Approach to fertilizing vegetables and herbs
Different vegetables have different fertilizing requirements, which have been scientifically worked out over the years and are readily available.
Slow-release fertilizers have a granular appearance and are either worked into the soil at planting time or sprinkled on top of the soil, perfect for container plants or new bedding plants.
Decomposed, well-rotted compost is an excellent fertilizer that should be worked into the soil in the fall or spring.
Compost teas use compost in bags that are soaked in water for a day or two, leaving the nutrient-packed water perfect for soil, roots, foliage, and transplants.
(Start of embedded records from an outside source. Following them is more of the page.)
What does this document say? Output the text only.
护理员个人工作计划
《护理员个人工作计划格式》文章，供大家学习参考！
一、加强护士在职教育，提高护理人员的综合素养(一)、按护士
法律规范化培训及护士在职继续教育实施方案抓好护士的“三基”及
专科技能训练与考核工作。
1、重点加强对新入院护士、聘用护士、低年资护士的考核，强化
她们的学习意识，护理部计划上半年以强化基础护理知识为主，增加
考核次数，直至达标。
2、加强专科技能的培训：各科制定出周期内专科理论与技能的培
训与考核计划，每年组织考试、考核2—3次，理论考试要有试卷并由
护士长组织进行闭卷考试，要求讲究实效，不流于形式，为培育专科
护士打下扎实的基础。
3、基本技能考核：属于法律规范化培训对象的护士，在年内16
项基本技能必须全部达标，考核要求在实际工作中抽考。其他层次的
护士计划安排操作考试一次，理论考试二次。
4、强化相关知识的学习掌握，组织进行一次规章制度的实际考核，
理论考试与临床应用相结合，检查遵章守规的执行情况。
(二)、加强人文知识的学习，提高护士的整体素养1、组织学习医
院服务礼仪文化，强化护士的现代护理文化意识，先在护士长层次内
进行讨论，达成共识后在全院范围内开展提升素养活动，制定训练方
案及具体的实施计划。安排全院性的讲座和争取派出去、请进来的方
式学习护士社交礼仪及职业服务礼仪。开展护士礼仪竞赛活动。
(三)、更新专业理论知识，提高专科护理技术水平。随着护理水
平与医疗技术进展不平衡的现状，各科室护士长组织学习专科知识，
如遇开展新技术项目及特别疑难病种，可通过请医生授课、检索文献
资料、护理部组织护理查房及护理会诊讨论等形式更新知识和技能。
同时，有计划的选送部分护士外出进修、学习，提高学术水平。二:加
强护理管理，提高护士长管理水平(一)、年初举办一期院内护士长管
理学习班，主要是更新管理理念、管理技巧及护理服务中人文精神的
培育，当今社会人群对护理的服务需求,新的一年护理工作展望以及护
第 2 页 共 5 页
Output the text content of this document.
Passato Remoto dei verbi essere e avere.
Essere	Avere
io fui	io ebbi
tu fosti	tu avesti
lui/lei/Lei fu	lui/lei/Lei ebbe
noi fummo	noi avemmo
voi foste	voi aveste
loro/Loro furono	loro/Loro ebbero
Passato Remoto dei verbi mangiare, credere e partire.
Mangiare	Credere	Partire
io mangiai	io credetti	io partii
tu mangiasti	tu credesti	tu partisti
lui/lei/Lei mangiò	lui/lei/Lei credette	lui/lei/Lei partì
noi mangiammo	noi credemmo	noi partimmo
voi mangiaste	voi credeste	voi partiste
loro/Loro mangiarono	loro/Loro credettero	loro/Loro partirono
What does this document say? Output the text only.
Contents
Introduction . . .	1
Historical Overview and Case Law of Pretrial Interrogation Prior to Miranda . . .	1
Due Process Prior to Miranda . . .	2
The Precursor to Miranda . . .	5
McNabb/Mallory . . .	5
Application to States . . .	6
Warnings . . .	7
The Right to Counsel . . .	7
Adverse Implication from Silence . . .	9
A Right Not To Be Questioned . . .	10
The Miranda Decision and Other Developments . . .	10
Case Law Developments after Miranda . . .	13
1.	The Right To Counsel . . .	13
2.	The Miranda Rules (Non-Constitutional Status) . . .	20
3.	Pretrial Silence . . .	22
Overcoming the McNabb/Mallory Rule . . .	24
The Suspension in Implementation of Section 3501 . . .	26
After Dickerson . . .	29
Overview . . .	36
Although some plants have particular fertilizing requirements, it's unnecessary to have a different fertilizer for each plant.
A general balanced fertilizer (10-10-10) is helpful for nearly any plant.
However, a healthy, well-drained, and rich soil may not need to fertilize at all. Only apply if required, e.g. during fruiting. Resist using fertilizers to ease the guilty conscience of neglecting your garden. There is no substitute for sound soil and appropriate watering.